Almost everyone that I talk to insists that exercise will make me feel better. I see the logic in it. I mean I don’t want to get winded going up a flight of stairs or have a heart attack before I’m 50. And I like having had exercised, being in shape doesn’t bother me and I enjoy the feeling of accomplishment that goes with it. I just hate the actual process. When I say hate, I mean I loathe it.
I’m no hero either, I’m only talking about 30 minutes or so a night on a treadmill or an elliptical. But I will spend every minute that I’m on there wishing I was doing something else. It’s not entirely the discomfort that I hate either, it’s that fact that fitness is ongoing and will be lost as soon as you stop attending to it. The motivation I usually have to persevere through an unpleasant task is that I know that once it’s done, I don’t have to do it again. My reward for pushing through a half hour on the elliptical (which is as much fun as running through really deep snow) is that I get to look forward to another round the next day.
I’ve tried listening to music or watching movies while I exercise and it makes the slightly more bearable, but I will still look for any excuse to not do it the next day. I know that I have to figure some way to incorporate it into my life so that exercise was just a by product of something I needed to do anyway. When I was in my late 20s, I went back to school again. I lived about a mile from the campus and decided that I wouldn’t pay for a parking pass. I had to walk every day. This meant at least two miles a day, sometimes four if I went home for lunch.
One of the things that I admire completely about my wife, but will never understand, is the drive to exercise. She teaches a spin class at 5:45 every morning before work, and then usually attends some other fitness activity in the evening. In my free time, I watch weird movies and write about weird moments.
Well, our worlds met in one of those weird moments, because, in Rolls Royce Baby, I realized just how awesome exercise can be.
Lina Romay plays Liza Romay, an actress in adult movies. In a flashback, we find out that she once had sex with two truckers who then tossed her out on the side of the road without her clothes. She does what anyone would naturally do in such a situation, she becomes rich and seduces people in the back of a Rolls. This seduction usually involves the “victims” getting shoved by Eric Falk, who plays Eric, the driver (the two leads were obviously looking to grow as actors).
This is all fine and good, but if there’s anything to remember about this movie, it’s incredible exercise sequences that serve very little purpose to the film other than being awesome.

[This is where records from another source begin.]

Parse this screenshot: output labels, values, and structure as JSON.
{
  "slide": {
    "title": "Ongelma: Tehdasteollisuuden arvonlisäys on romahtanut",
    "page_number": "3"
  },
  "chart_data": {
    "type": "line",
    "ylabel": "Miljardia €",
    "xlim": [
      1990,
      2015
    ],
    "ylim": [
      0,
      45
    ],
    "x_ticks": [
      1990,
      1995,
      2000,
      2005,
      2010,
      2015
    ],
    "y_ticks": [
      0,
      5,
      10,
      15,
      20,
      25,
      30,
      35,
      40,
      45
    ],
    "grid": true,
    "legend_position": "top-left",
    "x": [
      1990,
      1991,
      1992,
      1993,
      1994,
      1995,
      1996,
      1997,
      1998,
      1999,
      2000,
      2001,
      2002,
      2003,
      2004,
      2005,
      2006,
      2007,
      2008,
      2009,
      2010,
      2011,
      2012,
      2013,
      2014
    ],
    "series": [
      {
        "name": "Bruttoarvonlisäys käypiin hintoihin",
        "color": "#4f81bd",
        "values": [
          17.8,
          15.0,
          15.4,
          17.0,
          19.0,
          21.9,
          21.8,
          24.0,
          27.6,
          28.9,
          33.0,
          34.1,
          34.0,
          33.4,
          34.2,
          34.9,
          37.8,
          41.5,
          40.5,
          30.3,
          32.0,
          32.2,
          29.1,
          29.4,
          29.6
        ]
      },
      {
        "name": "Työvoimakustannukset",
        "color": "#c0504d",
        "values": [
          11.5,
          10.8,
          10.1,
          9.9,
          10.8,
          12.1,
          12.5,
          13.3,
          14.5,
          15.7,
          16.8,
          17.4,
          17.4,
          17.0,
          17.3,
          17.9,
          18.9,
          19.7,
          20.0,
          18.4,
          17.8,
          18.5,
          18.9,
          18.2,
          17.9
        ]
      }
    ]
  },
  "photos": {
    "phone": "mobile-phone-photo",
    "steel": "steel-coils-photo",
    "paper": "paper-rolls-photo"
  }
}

Falk’s character is described as a superman. Probably due to his ability to sneak up behind people and shove them into a car. How did Romay know that Falk had what it takes to carry out the duties of an all purpose superman? It all had to do with the martial arts she saw him doing completely naked. As far as I know, there has never been this kind of intensity captured on celluloid.
My initial reaction was that, taken out of context, this may be the most hilarious thing I’ve ever seen. Then I thought about it, there really is no context. This is just hilarious, no qualifier needed.
I know for some out there, it might be hard to understand what’s so funny about a naked man punching and kicking into a camera. To them I would say, this isn’t just any naked man. This is Eric Falk. His delightful sneer was graced many Erwin Dietrich films, and they’re all better for it. Whether he’s hosing down a nude Brigitte Lahaie in Caged Women or gallivanting around Six Swedes on a Campus, he always stands out from the other male performers. If you know Eric Falk and still don’t understand why his naked kung fu display is funny, then I think we’ll just have to settle on the fact that we have different ideas about entertainment. Weirdo.
For those of you that are into less aggressive fitness regiments, Liza does do some nude stretching or yoga or something. While it’s admittedly easy on the eyes, Falk’s heroics are just too hard to follow and these poses often get lost in the shuffle. Let’s all take a moment and appreciate what Liza has to offer.
If you haven’t figured it out by now, I’m a dirty man. But now I have a renewed sense of purpose in becoming a dirty fit man. I will begin my naked kung fu routine as soon as I am done typing this. I feel more energized just thinking about it. Prepare yourselves for a leaner, more focused Dr. Humpp from this point on.